MPT garante direito de resposta e indenização na ação contra campanha anti-greve

A ação civil pública proposta em agosto de 2011 pelo Ministério Público do Trabalho em Mato Grosso contra a CDL – Câmara de Dirigentes Lojistas, a FIEMT- Federação das Indústrias de Mato Grosso, a FECOMÉRCIO- Federação do Comércio, a FACMAT - Federação das Associações Comerciais e Empresariais do Estado de Mato Grosso e a FAMATO- Federação da Agricultura de MT, entidades de classe que promoveram uma campanha publicitária que divulgava o direito de greve dos trabalhadores com sendo prejudicial à sociedade, resultou em um acordo judicial, celebrado hoje durante audiência na 9ª Vara do Trabalho em Cuiabá. Participaram da audiência a Procuradora do Trabalho, Thalma Rosa de Almeida e o Procurador-Chefe do MPT em MT, Thiago Gurjão Alves Ribeiro.

O resultado da audiência foi divulgado essa tarde, durante coletiva com a imprensa, da qual também participaram os sindicalistas representantes de diversas categorias que, à época, fizeram a denúncia do fato ao MPT. Estiveram presentes o SINTRAE – Sindicato dos Trabalhadores na Educação, a CTB – Central dos Trabalhadores e Trabalhadoras do Brasil, a Nova Central Sindical, a Força Sindical, o Sindicato dos Bancários e o Sindicato dos Jornalistas.
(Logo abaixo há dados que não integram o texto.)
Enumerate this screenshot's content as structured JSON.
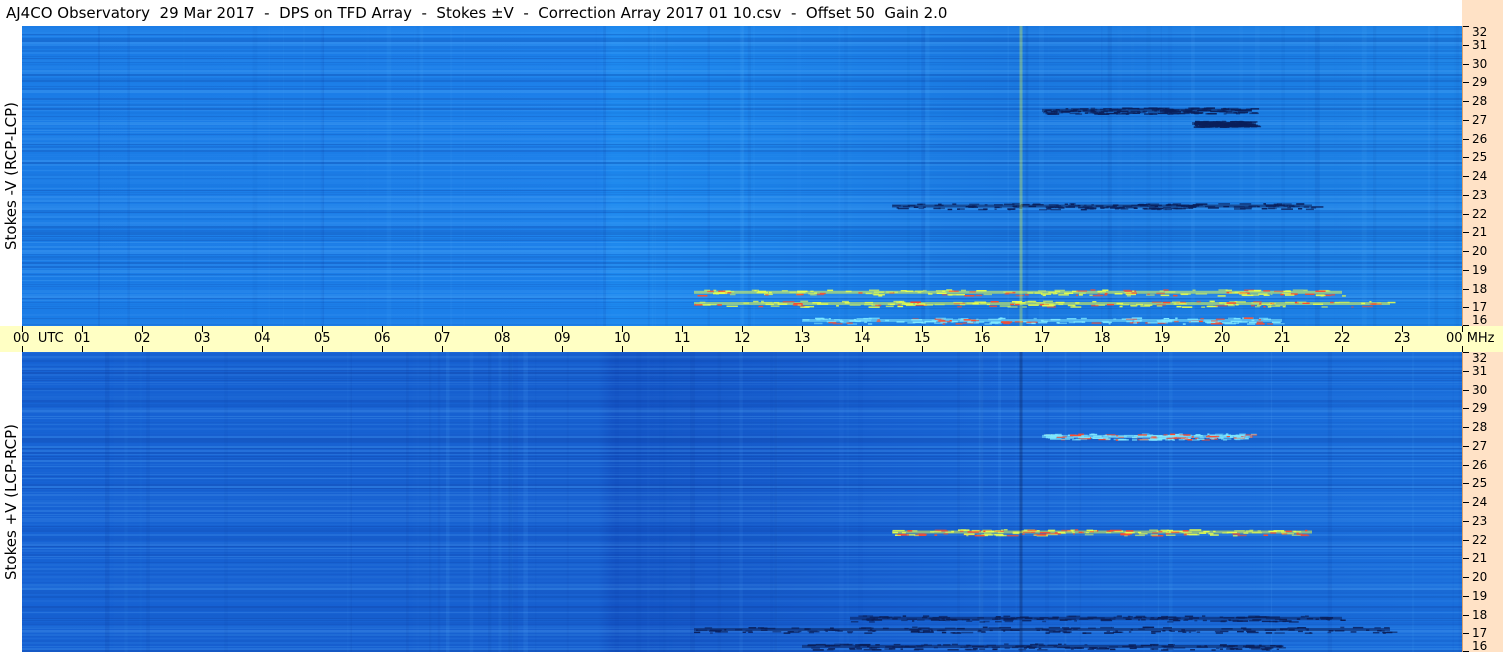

Os Procuradores do Trabalho informaram que, nos termos do acordo, as entidades patronais terão de custear uma nova campanha publicitária de esclarecimento e afirmação dos direitos fundamentais dos trabalhadores, em especial do direito de greve, a ser veiculada com a mesma quantidade de inserções e nos mesmos dias, horários e veículos utilizados na campanha que originou a ação. Além disso, as entidades deverão pagar ainda o valor de R$ 150.000,00 (cento e cinquenta mil reais) a título de indenização pelo dano moral coletivo em razão dos efeitos negativos que as mensagens transmitidas pela campanha causaram à sociedade de um modo geral. A produção das novas peças será feita pela mesma agência publicitária que havia sido contratada pelas entidades de classe na época e terá seu conteúdo definido e aprovado pelo MPT/MT.
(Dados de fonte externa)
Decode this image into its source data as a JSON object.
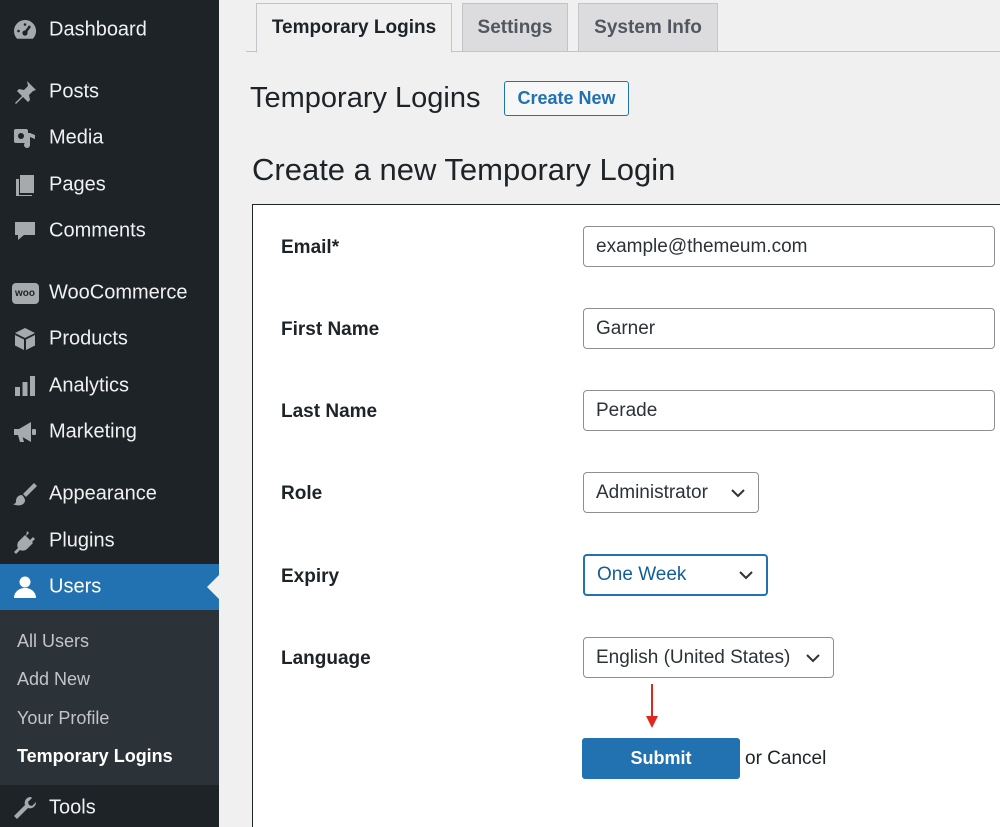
{
  "sidebar": {
    "items": [
      {
        "label": "Dashboard",
        "icon": "dashboard-icon"
      },
      {
        "label": "Posts",
        "icon": "pin-icon"
      },
      {
        "label": "Media",
        "icon": "media-icon"
      },
      {
        "label": "Pages",
        "icon": "pages-icon"
      },
      {
        "label": "Comments",
        "icon": "comment-icon"
      },
      {
        "label": "WooCommerce",
        "icon": "woo-icon",
        "icon_text": "woo"
      },
      {
        "label": "Products",
        "icon": "box-icon"
      },
      {
        "label": "Analytics",
        "icon": "bar-chart-icon"
      },
      {
        "label": "Marketing",
        "icon": "megaphone-icon"
      },
      {
        "label": "Appearance",
        "icon": "paintbrush-icon"
      },
      {
        "label": "Plugins",
        "icon": "plug-icon"
      },
      {
        "label": "Users",
        "icon": "user-icon",
        "active": true
      },
      {
        "label": "Tools",
        "icon": "wrench-icon"
      }
    ],
    "submenu": [
      {
        "label": "All Users"
      },
      {
        "label": "Add New"
      },
      {
        "label": "Your Profile"
      },
      {
        "label": "Temporary Logins",
        "current": true
      }
    ]
  },
  "tabs": [
    {
      "label": "Temporary Logins",
      "active": true
    },
    {
      "label": "Settings"
    },
    {
      "label": "System Info"
    }
  ],
  "header": {
    "title": "Temporary Logins",
    "create_new_label": "Create New"
  },
  "form": {
    "title": "Create a new Temporary Login",
    "email": {
      "label": "Email*",
      "value": "example@themeum.com"
    },
    "first_name": {
      "label": "First Name",
      "value": "Garner"
    },
    "last_name": {
      "label": "Last Name",
      "value": "Perade"
    },
    "role": {
      "label": "Role",
      "value": "Administrator"
    },
    "expiry": {
      "label": "Expiry",
      "value": "One Week"
    },
    "language": {
      "label": "Language",
      "value": "English (United States)"
    },
    "submit_label": "Submit",
    "cancel_text": "or Cancel"
  },
  "colors": {
    "sidebar_bg": "#1d2327",
    "accent": "#2271b1",
    "annotation_arrow": "#e0281e"
  }
}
O acordo também retira definitivamente do ar a campanha “Greve Custa Caro”, até então suspensa pela liminar concedida na ação ajuizada pelo MPT. Os meios de comunicação nos quais a campanha anterior foi veiculada ficam obrigados a não mais exibi-la e proibidos de se recusar a divulgar a nova campanha a ser elaborada pelo MPT/MT e custeada pelas referidas entidades.
De acordo com a Procuradora Thalma Rosa de Almeida, o MPT/MT tem interesse em que a campanha seja divulgada o mais breve possível. O acordo estabelece que as entidades patronais terão até vinte dias, após a aprovação da nova campanha, para dar início à divulgação. “Queremos que a nova campanha seja uma maneira de difundir a importância do respeito aos direitos fundamentais dos trabalhadores”, destacou.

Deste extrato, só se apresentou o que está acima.